The point was made, both by the hon. and gallant Member and my hon. Friend, that the Air Ministry was slow, that there was a long delay in dealing with these 170 airfields. We were slow. We could have been very much faster, but we could only have been faster if we had resorted to powers of compulsory purchase. We were slow because each of these airfields has many owners, and we are going ahead by negotiation with each one of these owners. I admit it has not been so fast as we would like, but I think speed would be bought at too high a price, because it would involve compulsory purchase. We should remember, however, that although the ultimate future of these airfields may not yet have been decided, they are in the meantime being used productively for agriculture.

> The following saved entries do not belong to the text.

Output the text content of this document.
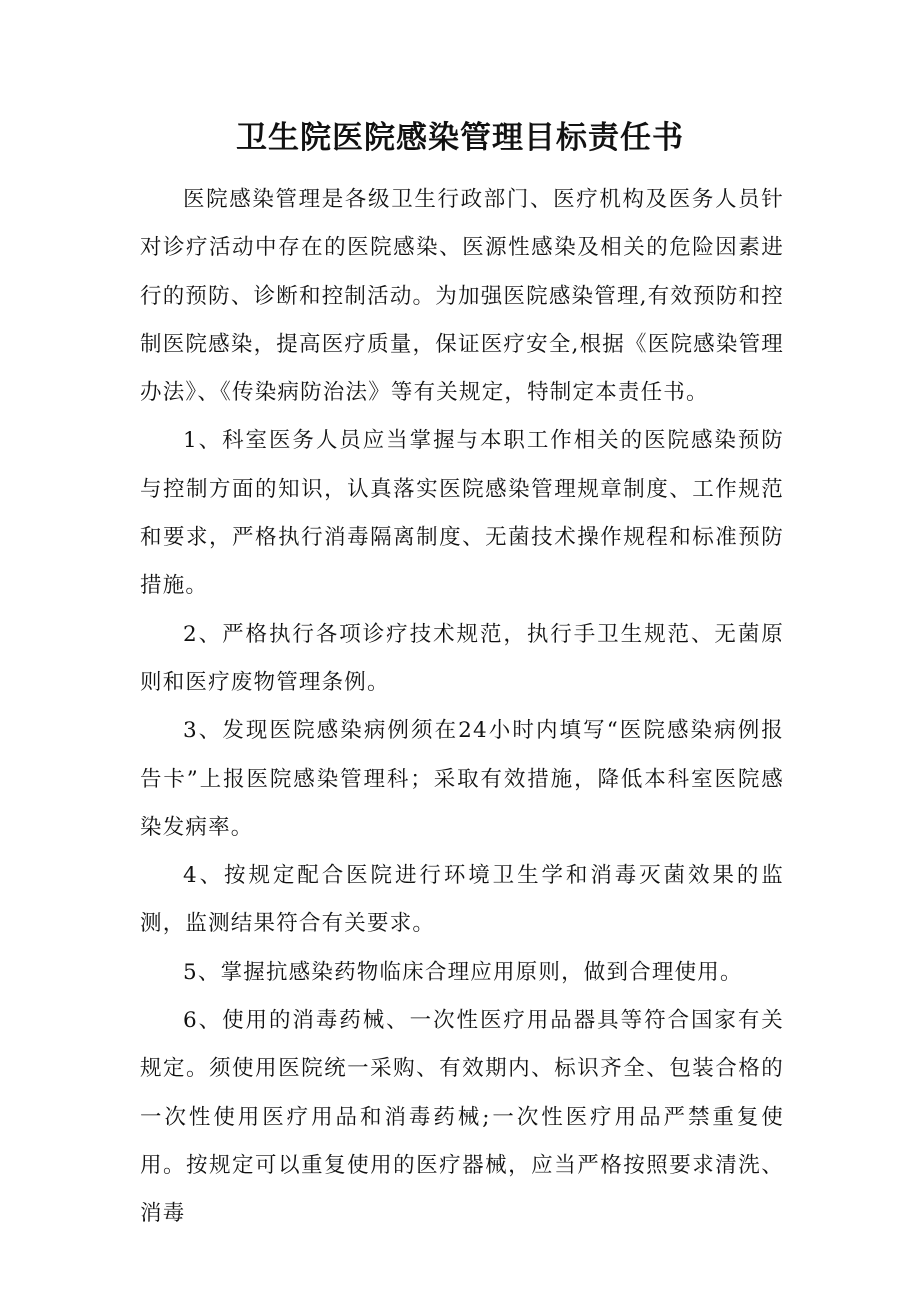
卫生院医院感染管理目标责任书

医院感染管理是各级卫生行政部门、医疗机构及医务人员针对诊疗活动中存在的医院感染、医源性感染及相关的危险因素进行的预防、诊断和控制活动。为加强医院感染管理,有效预防和控制医院感染，提高医疗质量，保证医疗安全,根据《医院感染管理办法》、《传染病防治法》等有关规定，特制定本责任书。

1、科室医务人员应当掌握与本职工作相关的医院感染预防与控制方面的知识，认真落实医院感染管理规章制度、工作规范和要求，严格执行消毒隔离制度、无菌技术操作规程和标准预防措施。

2、严格执行各项诊疗技术规范，执行手卫生规范、无菌原则和医疗废物管理条例。

3、发现医院感染病例须在24小时内填写“医院感染病例报告卡”上报医院感染管理科；采取有效措施，降低本科室医院感染发病率。

4、按规定配合医院进行环境卫生学和消毒灭菌效果的监测，监测结果符合有关要求。

5、掌握抗感染药物临床合理应用原则，做到合理使用。

6、使用的消毒药械、一次性医疗用品器具等符合国家有关规定。须使用医院统一采购、有效期内、标识齐全、包装合格的一次性使用医疗用品和消毒药械;一次性医疗用品严禁重复使用。按规定可以重复使用的医疗器械，应当严格按照要求清洗、消毒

Norfolk, particularly, was mentioned by both hon. Members, as their constituencies lie within that county. I think we should have the figures for Norfolk. One out of every 20 war-time airfields was in that county, or just over that proportion—namely 37. There are 19 airfields which we still use, and 18 which we no longer require. Five of these 18 have been de-requisitioned and returned to their owners, and, as the hon. Member mentioned, 13 which have been made available to the county committees for unrestricted agricultural use pending either de-requisition or purchase, for handing over to the Ministry of Agriculture for management by the Agricultural Land Commission.

A particular point was put about the dispersed sites near the airfields. I think it would help hon. Members if I describe the procedure to which we work for these sites. If we want the buildings where they are, we buy the site. If we do not want the buildings where they are, we remove what we want, and then we ask the Temporary Defence Works Committee, which is an inter-departmental committee under the chairmanship of the local Ministry of Works regional officer, to consider whether restoration is necessary in the public interest. This committee considers such things as the hon. and gallant Member mentioned in connection with the airfields in Norfolk. It considers, in consultation with the Ministry of Agriculture's Land Commissioners to whom it always goes for advice on land matters like this, the cost of restoration, balanced against the quality of the land, and the other agricultural aspects. The cost of removing concrete, as hon. Members may imagine, is enormous. I have not figures relating to runways, which are usually 12 inches thick; but I have seen a figure of £4,000 for removing ordinary three-inch concrete from the floors of six or seven 60-ft. huts. This will give hon. Members some idea of the cost of removing concrete. If the committee decides in favour of restoration, the Ministry of Works restores the land and the Air Ministry then de-requisitions. If the committee decides against restoration, the Air Ministry de-requisitions, and the owner can claim against the Air Ministry for compensation under Section 2 (1, b) of the Compensation (Defence) Act, 1939.

The last point which the hon. and gallant Member made was a general one about development of agricultural land. It is Government policy that, in planning the use of land, as much agricultural land as possible shall be kept for the production of food. Under the Town and Country Planning Act, 1947, machinery is set up for the preparation of long-term development plans by the local planning authorities, and administrative arrangements are made and function daily, so that at all levels up to Ministers, and the Cabinet if necessary, the Ministry of Agriculture is brought into consultation on every scheme involving the use of agricultural land. In conclusion, I can assure the House that the very greatest care has been taken by the Minister of Agriculture to see that at all stages the Government's policy of preserving agricultural land for food production is carried out.

Question put, and agreed to.

Adjourned accordingly at Twenty Minutes past Eleven o'Clock.